Nouveau call-to-action

La fabrication d'expériences fait partie de l’art du séjour, elle est liée au lien émotionnel vécu. En différenciant la “méta-expérience” (intégralité du séjour) et la micro-expérience, Laurence Bernstein met le doigt sur l’intérêt de provoquer, produire ou favoriser de petites séquences, qui contribuent à la mémorisation générale (positive, naturellement !) du séjour. Mais les scientifiques du comportement sollicités par l’expert sont formels : les événements ne sont pas évalués selon la moyenne de l’addition de toutes les composantes micro-expérientielles, mais selon le dernier événement et l'événement "au sommet” (celui qui ressort le plus dans l’esprit). Les clients sont plus susceptibles d’associer un séjour à l'expérience la plus marquante et à la dernière expérience. Cela souligne l’enjeu de bien les traiter lors du départ. Comment ? Une carte de remerciement, de la briocherie et de l’eau pour le trajet retour, le journal du jour, des mots bienveillants etc.Daniel-Kahneman
Daniel Kahneman © GrupoBCC

Le pire, c’est l’indifférence

L’expérience américaine vécue par Laurence Bernstein est résumable par sa phrase "Je ne me souviens pas vraiment où j'ai séjourné à Phoenix" : l’hôtel qu’il a choisi dans cette ville n’était ni agréable ni désagréable, mais juste insignifiant.
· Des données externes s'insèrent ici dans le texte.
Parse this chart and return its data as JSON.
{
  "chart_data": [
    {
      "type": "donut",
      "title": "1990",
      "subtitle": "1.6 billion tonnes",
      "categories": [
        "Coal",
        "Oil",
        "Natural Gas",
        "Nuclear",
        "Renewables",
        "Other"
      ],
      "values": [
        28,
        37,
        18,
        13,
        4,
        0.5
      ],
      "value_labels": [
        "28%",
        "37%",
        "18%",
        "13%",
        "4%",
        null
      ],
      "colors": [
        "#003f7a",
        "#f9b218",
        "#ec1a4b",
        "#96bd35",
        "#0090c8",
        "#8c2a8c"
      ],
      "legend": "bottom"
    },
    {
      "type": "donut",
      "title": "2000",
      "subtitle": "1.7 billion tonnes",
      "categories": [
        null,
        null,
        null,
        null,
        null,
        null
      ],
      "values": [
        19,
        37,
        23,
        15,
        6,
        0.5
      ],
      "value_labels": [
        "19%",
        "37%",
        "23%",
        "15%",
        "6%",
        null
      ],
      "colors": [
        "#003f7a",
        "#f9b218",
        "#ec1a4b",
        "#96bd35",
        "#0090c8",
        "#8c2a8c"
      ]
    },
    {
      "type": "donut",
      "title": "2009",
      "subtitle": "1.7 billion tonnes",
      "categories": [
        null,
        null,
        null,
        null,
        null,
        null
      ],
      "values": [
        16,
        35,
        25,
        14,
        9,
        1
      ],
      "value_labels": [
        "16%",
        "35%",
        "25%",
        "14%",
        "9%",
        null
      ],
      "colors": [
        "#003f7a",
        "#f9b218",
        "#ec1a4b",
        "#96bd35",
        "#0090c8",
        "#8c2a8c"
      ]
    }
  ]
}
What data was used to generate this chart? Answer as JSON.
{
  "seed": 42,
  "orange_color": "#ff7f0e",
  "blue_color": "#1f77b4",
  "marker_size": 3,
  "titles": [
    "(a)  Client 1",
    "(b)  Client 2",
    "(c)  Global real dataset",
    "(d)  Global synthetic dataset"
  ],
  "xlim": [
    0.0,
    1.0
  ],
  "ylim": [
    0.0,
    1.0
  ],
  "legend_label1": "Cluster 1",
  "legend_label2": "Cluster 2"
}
Pour les hébergeurs indépendants, en France, l’analyse est identique. Les clients se souviennent d’un endroit auquel ils ont confié leur nuit, ils le notent positivement et en parlent autour d’eux, si ce lieu offre des moments ... "marquants". Le manque d’âme dans la bienvenue, dans le départ ou entre les deux, ne laisse aucun souvenir, même pas négatif. Laurence Bernstein insiste, avec comme dernier exemple un séjour dans un magnifique hôtel du désert de l'Utah : architecture design, vues géniales sur le désert, spa, tout y était...mais le service n’était pas là. Les prestations, même incomparables, sont un atout de base, mais les stimulations produites vers le client modifient son ressenti. Ce qui fait la différence, c'est bien l'humain et son attitude, comme le démontre l'Observoire Touristique de Barcelone. Dans une étude sur 2019, publiée en juin 2020, il annnonce les notes données par les touristes : le caractère et l’amabilité des hôtes reçoivent 8,49 sur 10, contre 7,14 pour le bruit de la ville.
Notre conclusion rappelle les beautés froides : esthétiquement parfaites, mais désinscarnées. Pour un lieu de séjour, c'est idem. Seul un hébergement doté d’une âme bien vivante sera recommandable et recommandé. Se concentrer sur le service est un moyen de différencier son adresse.